Le contaste a tu gringo favorito de aquel entonces una noche en su casa, justo después de que lo hiciste ver La región salvaje, a la que convenientemente llamó “the sex alien movie”. Se volvió una broma local entre ustedes. Era un miércoles, o algo. Te fumaste como cinco cigarros al hilo en su terraza, mientras él te observaba, Camila, y te sobaba la rodilla y te decía “I understand it all, I do, stay as long as you want”. Por supuesto, no te quedaste a dormir porque no te invitó, aunque al segundo cigarro ya estabas soñando otra vez con la luz de su cuarto. Te fumaste los cigarros restantes en el camino, sabiéndote ya enamorada, tan pendeja, y triste, creyendo que el amor era eso: que te soben la puta rodilla mientras fumas y te quejas de que quién sabe con cuál suerte vaya a correr tu papá. Equis. Él también se esfumó después de unos días, y el amor resultó no ser eso.

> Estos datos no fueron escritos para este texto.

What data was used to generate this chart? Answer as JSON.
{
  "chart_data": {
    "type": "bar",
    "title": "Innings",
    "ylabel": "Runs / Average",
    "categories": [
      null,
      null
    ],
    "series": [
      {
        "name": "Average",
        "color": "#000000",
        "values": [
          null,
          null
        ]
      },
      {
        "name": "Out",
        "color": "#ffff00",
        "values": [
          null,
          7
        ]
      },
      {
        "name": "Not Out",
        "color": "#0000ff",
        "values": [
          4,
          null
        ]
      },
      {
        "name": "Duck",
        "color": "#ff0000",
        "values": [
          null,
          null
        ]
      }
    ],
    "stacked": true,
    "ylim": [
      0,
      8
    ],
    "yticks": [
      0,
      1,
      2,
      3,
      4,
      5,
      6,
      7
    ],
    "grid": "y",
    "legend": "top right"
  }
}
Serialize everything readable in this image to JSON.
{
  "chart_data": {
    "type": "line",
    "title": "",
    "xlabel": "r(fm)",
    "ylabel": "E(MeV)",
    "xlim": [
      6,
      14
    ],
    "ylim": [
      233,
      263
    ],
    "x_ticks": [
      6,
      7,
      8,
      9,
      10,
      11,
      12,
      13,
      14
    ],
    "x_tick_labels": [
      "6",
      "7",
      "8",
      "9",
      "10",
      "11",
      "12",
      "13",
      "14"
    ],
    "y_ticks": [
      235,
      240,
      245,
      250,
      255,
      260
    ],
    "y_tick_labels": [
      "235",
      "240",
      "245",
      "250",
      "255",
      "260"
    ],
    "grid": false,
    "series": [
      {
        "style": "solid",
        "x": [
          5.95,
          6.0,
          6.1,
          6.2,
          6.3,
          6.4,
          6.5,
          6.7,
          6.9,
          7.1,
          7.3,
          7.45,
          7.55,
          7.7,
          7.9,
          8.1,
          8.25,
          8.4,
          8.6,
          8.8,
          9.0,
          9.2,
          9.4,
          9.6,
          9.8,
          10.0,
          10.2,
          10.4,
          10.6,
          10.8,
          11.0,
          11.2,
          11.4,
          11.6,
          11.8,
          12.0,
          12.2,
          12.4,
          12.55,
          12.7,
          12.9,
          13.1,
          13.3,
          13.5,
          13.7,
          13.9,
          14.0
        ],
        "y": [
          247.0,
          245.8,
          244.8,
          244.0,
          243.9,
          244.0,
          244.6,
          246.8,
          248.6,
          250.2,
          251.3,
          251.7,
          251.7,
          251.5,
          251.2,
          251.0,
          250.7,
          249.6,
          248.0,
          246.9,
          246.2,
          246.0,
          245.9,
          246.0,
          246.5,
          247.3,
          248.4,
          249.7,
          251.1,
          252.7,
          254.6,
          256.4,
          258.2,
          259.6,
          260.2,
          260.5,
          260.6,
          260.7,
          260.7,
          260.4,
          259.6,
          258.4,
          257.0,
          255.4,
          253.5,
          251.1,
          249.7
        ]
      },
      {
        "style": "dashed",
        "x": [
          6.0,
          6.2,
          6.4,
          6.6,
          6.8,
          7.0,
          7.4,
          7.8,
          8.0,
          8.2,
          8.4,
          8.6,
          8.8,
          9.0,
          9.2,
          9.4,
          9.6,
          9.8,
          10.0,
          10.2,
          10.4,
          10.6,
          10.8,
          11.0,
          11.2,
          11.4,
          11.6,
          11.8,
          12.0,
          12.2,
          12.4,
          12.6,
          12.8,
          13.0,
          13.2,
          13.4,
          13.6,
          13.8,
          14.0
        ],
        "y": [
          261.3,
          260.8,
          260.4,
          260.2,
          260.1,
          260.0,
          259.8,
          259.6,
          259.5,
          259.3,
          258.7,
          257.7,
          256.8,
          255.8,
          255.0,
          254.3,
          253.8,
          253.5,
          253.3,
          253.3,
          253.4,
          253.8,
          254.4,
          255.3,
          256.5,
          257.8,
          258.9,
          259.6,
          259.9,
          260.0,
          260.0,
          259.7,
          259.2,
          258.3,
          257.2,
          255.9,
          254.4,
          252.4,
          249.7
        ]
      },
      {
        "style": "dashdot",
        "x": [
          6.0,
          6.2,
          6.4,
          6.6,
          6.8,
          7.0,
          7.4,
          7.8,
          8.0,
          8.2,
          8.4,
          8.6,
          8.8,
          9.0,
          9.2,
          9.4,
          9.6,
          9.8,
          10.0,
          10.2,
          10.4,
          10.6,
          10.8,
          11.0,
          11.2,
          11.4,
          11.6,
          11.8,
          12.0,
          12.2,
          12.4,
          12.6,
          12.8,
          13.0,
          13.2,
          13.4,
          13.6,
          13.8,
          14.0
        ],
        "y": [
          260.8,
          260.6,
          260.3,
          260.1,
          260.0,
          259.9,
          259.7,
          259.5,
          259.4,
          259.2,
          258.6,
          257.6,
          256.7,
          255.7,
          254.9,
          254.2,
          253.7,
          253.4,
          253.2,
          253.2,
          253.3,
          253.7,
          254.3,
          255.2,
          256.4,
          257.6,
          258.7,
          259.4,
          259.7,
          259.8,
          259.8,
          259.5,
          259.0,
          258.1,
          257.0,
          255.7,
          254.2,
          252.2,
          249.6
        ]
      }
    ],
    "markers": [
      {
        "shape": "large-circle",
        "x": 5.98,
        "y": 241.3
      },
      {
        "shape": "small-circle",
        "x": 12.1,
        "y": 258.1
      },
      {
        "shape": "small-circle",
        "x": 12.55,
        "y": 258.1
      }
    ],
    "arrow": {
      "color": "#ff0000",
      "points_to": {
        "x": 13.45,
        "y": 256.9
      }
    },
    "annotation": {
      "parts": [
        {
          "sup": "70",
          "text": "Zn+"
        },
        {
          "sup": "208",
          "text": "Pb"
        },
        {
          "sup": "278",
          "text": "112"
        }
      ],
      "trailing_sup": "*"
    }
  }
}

Y te quedaste sola otra vez, Camila. Pensando en si las relaciones que tienes con hombres en tu vida son las que realmente están infestadas de cáncer. El tumor está ahí. En tu incapacidad de tener una conversación seria con tu papá sin acabar en gritos y pelea. En bajar tus estándares a nivel del piso con tal de sentir que un tipo está interesado en ti. En hacerle promesas falsas a los que sí están interesados de verdad, y luego inventarles un rollo para que te dejen en paz. En desarrollar fijaciones enfermas con quienes te hirieron. Ahí está la verdadera patología. El resto viene por añadidura.

Volaste a Guadalajara con el corazón y la garganta rotos. En antibiótico. Tus amigos se casaron y viste a un exnovio, que te evitó casi toda la noche, te valió verga y bailaste hasta el cansancio. Y bueno, se te olvidó todo lo demás por un rato, Camila. Tu papá te dijo que por qué no te regresas a Guadalajara a escribir la tesis. Te enojaste. Te dio miedo. Llamaste a D y a B y fuiste por elotes, a Rupestre, a verle la cara a B y acordarte de lo bien que te hace sentir su presencia. El lugar seguro que es él, su eterna tristeza que es como un animal recién nacido.

Pero tu papá está bien. Joan Didion siempre ha tenido la razón. La gente busca conexiones mágicas para encontrarle sentido al sinsentido. Si alguna cosa jamás pensaste fue “¿por qué a mí?”. Estás ya tan casada con la narrativa de la derrota, Camila, que ya nada te sorprende. Hasta piensas que esto te va a convertir en la siguiente Joan Didion, escribiendo ensayos oscuros, pero sutilmente bellos, donde de repente parece que todo tiene un orden establecido y que no hay lugar para la incertidumbre.

Quién sabe. Joan Didion tenía razón.